By the way, we have a good home, and the kids are very happy, just so you don’t get the wrong impression.
I read some of the stories, and can within seconds relate to what this was like for me in the past. You heal, but boy does it make you see things in a much more guarded light!
A safe, loving home
First of all, Brad, I want to commend you for creating a home environment that enables your kids to thrive. This is really important. The best thing you can do is create a safe, loving and supportive home for them, where they feel welcome and cherished.
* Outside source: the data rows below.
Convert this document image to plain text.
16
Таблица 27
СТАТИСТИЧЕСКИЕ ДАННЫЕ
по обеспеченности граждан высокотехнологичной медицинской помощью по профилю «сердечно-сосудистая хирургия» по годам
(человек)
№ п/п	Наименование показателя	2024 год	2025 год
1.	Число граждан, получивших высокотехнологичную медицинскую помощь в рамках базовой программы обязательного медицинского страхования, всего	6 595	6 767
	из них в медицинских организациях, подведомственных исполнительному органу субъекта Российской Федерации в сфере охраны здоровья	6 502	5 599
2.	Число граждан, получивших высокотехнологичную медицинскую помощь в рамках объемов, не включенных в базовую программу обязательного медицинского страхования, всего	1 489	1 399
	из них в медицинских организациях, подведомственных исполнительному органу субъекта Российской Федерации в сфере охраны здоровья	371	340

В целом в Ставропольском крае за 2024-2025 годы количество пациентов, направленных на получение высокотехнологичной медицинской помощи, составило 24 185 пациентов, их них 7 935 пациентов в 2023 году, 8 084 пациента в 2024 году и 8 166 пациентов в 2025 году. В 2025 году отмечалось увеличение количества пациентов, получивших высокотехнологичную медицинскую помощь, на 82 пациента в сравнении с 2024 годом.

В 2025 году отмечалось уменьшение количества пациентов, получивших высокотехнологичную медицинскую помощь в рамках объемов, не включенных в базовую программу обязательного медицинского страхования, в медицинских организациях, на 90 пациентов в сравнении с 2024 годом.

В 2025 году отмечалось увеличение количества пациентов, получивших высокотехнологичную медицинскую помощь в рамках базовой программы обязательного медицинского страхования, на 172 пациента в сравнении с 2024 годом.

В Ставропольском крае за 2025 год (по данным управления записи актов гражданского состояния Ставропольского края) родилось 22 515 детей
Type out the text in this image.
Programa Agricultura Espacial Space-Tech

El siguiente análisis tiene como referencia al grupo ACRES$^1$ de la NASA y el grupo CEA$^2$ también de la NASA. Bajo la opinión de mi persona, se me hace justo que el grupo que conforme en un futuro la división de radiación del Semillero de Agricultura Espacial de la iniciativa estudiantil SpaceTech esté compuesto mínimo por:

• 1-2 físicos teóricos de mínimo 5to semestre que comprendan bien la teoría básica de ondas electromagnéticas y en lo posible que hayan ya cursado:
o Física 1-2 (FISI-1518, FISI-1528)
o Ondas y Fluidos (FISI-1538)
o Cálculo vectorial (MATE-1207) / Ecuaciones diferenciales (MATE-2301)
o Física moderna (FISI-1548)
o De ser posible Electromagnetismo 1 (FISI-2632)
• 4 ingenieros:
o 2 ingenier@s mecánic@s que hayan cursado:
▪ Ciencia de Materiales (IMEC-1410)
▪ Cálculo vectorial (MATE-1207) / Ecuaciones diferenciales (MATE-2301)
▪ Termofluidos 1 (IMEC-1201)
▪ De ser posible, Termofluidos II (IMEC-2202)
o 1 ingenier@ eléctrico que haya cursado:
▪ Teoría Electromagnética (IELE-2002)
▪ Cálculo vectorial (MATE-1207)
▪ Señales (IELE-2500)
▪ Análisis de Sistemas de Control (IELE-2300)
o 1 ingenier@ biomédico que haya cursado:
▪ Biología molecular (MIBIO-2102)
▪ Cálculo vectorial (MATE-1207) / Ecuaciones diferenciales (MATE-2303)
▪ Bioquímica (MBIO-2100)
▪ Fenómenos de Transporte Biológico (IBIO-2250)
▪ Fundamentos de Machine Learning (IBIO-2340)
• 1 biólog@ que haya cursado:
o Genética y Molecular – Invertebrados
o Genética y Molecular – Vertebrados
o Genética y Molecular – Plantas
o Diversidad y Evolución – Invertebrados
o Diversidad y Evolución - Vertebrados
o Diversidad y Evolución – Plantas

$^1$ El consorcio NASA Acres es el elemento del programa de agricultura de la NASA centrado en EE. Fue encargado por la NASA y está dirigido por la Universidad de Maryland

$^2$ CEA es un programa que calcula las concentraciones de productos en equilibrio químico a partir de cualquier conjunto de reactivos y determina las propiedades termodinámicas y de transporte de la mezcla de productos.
It is impossible for your ex to do this, because all psychopaths are only concerned about themselves and only want to win. Your ex wants the kids not because she loves them, but because she wants to win over you.
She can’t offer the kids real love, because she isn’t really concerned about their wellbeing. But right now, as you said, the game is on, so she probably engages in love bombing. This is showering them with attention and telling them how much she loves them, even though her words mean nothing. Many psychopathic parents also buy the kids’ affection by spending money on them and letting them do whatever they want— is she is doing this as well?
Then, of course, there’s the direct pressure: “Help mommy win this case.” This creates tremendous feelings of guilt in the children. They are made to feel responsible for her happiness.
You are right in that most judges don’t really understand what happens in these family situations. So what do you do?
First of all, document everything: Missed visitations. Lateness picking up or returning children. Failure to give medicine appropriately. Inappropriate child care. Subtle threats to you, the children, or others. Keep a good, organized journal of anything she does that is detrimental to the children’s growth and development. That way, when you need to explain what is really going on to a judge, you can do it with dates, times and references.
Secondly, you need to be careful not to openly denigrate her to the children. It sounds like you’re already doing this, but you don’t want to give her an excuse to claim “parental alienation.”
Finally, any communications with your ex should be “strictly business.” Just the bare exchange of relevant information regarding the children.
Here are some links that may help you:
Unfortunately, you may end up walking a real tightrope in court—especially if the new psychologist recommends that the children spend more time with the mother. Research shows that often, the person who is paying the psychologist gets the report that they want. If your wife is paying this person, then the psychologist may produce a report that is favorable to her.
More time with mom
It’s quite possible that between a clueless judge and an unethical psychologist, mom may win more time. Once that happens, she’ll probably stop the charade. She’ll start breaking promises, criticizing the kids and making them feel unwanted and insignificant. She may actually become abusive.
You, in the meantime, will continue to offer a rock steady, safe environment for them. Kids are smart. They’ll know the difference.
Eventually, they’ll get tired of their mother’s lies. If you’ve given them a solid foundation and are consistently loving, the time may come when they’d rather be with you than her.
So, readers, what do you think? Do you have more suggestions for Brad?